A team in the Medical Device Design class taught by Yale Orthopaedics & Rehabilitation faculty has won a $30,000 grant for a design developed in the class.

The team, Kyle Almquist YC ’20, Shelby Meckstroth, SPH ’20, Trevor Chan YC ’20, Nicholas Szabo YC ‘20, and Stephanie Blas-Lizarazo YC ’20, won the prize from the CT Innovations Biopipeline Fund, an organization that provides seed funding to potential startups from Connecticut-based universities. The students were focused on designing an adjustable angle retractor, which is used to address traumatic foot fractures.

The fractures represent nearly 40 percent of all lower extremity injuries, so the team was addressing a clinical need that had been presented by surgeons and others from Yale New Haven Hospital, said Steven Tommasini, who co-teaches the Medical Device Design class along with Assistant Professor Daniel Wiznia, MD.

“It is of paramount importance to distract and retract the bone fragments such that they remain completely collinear, with the exposed faces parallel to each other,” the team wrote in their design abstract. “In distraction, this provides the surgeon sufficient access to remove all of the damaged cartilage; in retraction, this ensures a complete, healthy fusing of the bones. Unfortunately, providing such linear movements is near-impossible with the current instruments commonly found in operating rooms.”
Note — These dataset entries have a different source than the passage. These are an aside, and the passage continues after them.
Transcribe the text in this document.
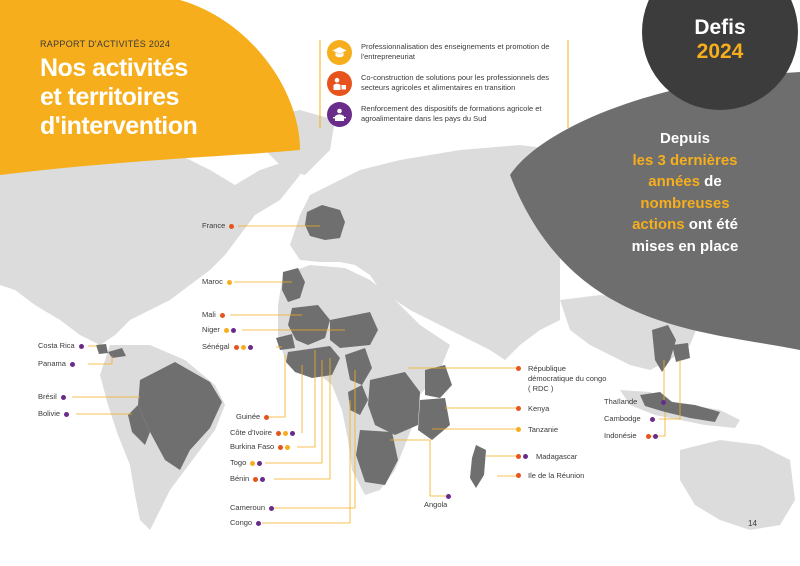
RAPPORT D'ACTIVITÉS 2024
Nos activités
et territoires
d'intervention
Professionnalisation des enseignements et promotion de l'entrepreneuriat
Co-construction de solutions pour les professionnels des secteurs agricoles et alimentaires en transition
Renforcement des dispositifs de formations agricole et agroalimentaire dans les pays du Sud
Defis
2024
Depuis
les 3 dernières
années de
nombreuses
actions ont été
mises en place
France
Maroc
Mali
Niger
Sénégal
Costa Rica
Panama
Brésil
Bolivie	Guinée
Côte d'Ivoire
Burkina Faso
Togo
Bénin
Cameroun
Congo
République démocratique du congo ( RDC )
Kenya
Tanzanie
Madagascar
Ile de la Réunion
Angola
Thaïlande
Cambodge
Indonésie
14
The funding allows the team to take their design to the next level. The team is in the process of building prototypes to test functionality and performance using cadaver tissue, Tommasini said. They are also looking to outsource the regulatory process to a larger corporation responsible for manufacturing the device and, along with Yale Office of Cooperative Research, looking to license the intellectual property to larger orthopedic device companies, as well.

“We were already impressed with how quickly they learned to use CAD and finite element software to design their device,” Tommasini said. “The award is just validation of their hard work and clever design.”

The team has also won $1,000 in funding from the Rothberg Catalyzer Prototype Fund sponsored by the Tsai Center for Innovative Thinking at Yale (Tsai CITY) in collaboration with the Yale Center for Biomedical Innovation and Technology (CBIT).